Hi,
I am using Gatling (3.0.3) and I am facing a NAT gateway idle connection timeout on slow requests (~6min).
Gatling continues to wait forever for the response while the connection is dropped between the gateway and the target server.
Unfortunately, I cannot change this timeout, it is an AWS NAT Gateway with a hardcoded 350s timeout.
A classic solution to bypass a NAT router idle timeout is to use TCP keepalive.
This requires to change the OS (linux) configuration on the Gatling host to have some keepalive activity before the timeout (changing tcp_keepalive_time from 7200 to 60):
net.ipv4.tcp_keepalive_intvl = 60
net.ipv4.tcp_keepalive_probes = 5
net.ipv4.tcp_keepalive_time = 60
But so far it does not work: the problem remains.

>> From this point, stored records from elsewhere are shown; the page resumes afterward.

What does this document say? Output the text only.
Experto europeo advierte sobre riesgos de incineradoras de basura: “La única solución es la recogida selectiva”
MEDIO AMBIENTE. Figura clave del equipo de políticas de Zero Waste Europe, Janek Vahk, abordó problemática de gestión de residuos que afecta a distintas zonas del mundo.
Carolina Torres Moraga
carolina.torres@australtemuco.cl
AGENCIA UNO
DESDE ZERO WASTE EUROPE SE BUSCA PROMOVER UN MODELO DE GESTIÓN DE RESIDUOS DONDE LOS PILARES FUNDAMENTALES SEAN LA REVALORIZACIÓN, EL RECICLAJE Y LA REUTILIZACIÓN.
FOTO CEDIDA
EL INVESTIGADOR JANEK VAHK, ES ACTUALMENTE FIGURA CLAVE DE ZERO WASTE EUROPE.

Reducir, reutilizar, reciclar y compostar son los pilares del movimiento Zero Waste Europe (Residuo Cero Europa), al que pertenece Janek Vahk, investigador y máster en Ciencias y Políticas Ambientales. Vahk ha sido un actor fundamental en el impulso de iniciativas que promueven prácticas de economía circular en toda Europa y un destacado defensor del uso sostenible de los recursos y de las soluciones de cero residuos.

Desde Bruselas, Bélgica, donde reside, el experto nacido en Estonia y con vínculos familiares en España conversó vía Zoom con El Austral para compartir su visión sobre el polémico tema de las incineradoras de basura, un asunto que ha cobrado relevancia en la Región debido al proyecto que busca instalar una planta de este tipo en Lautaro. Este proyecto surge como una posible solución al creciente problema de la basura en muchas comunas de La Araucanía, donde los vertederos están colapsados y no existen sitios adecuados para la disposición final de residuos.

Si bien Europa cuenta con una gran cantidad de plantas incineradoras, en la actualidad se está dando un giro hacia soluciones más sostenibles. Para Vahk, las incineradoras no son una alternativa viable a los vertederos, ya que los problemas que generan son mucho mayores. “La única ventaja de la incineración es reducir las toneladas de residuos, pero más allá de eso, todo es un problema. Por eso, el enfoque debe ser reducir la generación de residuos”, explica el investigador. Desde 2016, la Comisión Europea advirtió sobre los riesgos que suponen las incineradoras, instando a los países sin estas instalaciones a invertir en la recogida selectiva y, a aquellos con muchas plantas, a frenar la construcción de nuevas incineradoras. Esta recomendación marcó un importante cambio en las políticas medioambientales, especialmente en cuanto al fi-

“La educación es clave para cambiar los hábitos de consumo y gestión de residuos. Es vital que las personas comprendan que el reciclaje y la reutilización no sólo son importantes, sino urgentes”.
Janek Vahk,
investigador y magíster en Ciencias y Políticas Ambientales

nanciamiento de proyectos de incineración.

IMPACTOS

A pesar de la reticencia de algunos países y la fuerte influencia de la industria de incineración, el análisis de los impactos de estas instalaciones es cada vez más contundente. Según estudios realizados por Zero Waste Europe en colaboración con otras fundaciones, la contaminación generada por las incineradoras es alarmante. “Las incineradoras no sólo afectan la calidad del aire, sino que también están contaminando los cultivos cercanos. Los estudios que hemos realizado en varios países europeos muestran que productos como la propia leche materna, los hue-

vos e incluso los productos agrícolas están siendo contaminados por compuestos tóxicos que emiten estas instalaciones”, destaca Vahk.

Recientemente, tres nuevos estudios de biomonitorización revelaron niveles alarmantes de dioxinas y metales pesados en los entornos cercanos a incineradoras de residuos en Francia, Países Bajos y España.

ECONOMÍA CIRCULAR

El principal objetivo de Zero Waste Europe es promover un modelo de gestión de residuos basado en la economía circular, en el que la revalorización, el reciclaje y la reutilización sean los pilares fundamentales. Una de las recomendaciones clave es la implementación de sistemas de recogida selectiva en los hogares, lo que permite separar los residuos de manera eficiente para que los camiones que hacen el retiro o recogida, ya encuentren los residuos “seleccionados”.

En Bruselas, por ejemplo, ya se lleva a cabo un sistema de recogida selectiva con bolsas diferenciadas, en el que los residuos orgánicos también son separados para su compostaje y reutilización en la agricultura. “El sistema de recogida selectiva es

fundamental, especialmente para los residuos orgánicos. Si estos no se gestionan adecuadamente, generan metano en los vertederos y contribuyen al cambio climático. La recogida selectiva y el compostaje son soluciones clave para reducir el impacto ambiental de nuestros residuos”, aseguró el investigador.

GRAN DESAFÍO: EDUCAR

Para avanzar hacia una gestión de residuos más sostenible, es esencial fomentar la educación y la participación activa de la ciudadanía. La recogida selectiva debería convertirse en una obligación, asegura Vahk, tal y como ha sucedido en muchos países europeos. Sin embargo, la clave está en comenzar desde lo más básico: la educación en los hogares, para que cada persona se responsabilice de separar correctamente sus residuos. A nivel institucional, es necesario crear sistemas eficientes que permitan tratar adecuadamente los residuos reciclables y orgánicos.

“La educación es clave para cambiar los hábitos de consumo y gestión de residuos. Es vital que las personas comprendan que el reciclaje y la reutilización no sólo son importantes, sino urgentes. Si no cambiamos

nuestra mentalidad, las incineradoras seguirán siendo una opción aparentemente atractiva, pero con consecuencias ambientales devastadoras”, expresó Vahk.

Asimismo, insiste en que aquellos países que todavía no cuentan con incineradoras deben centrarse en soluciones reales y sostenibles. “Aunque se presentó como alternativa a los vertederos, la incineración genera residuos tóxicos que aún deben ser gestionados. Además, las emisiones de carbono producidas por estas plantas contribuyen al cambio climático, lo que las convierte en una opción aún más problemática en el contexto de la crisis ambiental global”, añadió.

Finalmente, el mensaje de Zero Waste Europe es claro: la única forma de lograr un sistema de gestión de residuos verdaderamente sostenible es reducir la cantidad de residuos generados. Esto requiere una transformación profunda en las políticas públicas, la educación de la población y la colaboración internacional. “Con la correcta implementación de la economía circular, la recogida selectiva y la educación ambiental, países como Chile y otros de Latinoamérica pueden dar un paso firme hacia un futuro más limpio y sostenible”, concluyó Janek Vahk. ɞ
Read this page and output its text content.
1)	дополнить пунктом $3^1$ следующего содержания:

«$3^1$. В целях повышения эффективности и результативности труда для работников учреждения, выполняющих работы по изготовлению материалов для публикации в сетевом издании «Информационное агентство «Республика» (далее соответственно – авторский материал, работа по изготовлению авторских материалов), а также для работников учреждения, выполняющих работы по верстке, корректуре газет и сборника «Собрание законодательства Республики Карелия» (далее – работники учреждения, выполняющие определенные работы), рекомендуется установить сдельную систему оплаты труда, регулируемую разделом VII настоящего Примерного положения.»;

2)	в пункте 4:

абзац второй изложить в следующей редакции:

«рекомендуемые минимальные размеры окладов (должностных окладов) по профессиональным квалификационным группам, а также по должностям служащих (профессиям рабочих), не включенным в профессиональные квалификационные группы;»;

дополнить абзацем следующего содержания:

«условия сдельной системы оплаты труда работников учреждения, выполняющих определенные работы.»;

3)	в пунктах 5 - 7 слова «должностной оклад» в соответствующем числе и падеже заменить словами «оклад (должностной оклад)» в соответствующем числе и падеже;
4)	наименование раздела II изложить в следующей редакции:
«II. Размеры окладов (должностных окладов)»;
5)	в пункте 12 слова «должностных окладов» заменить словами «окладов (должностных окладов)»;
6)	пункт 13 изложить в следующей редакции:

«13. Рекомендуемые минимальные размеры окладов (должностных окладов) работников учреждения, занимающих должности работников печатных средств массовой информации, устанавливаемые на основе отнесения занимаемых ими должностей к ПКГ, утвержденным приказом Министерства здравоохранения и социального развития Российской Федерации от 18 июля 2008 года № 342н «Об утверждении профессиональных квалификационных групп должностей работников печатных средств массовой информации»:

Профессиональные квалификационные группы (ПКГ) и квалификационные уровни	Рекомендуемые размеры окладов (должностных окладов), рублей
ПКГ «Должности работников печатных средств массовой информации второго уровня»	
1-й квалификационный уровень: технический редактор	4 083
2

Looking at the Gatling connection I cannot see any keepalive activity with tcpdump nor netstat (the Timer column displays keepalive when active):
$ netstat -latopen
Proto Recv-Q Send-Q Local Address Foreign Address State User Inode PID/Program name Timer
tcp 0 0 172.17.0.2:35970 X.X.X.X:80 ESTABLISHED 1001 1201186 18767/java off (0.00/0/0)
Am I missing something or Gatling/Netty does not use the SO_KEEPALIVE option by default?
Thanks for your help and keep up the good work.
ben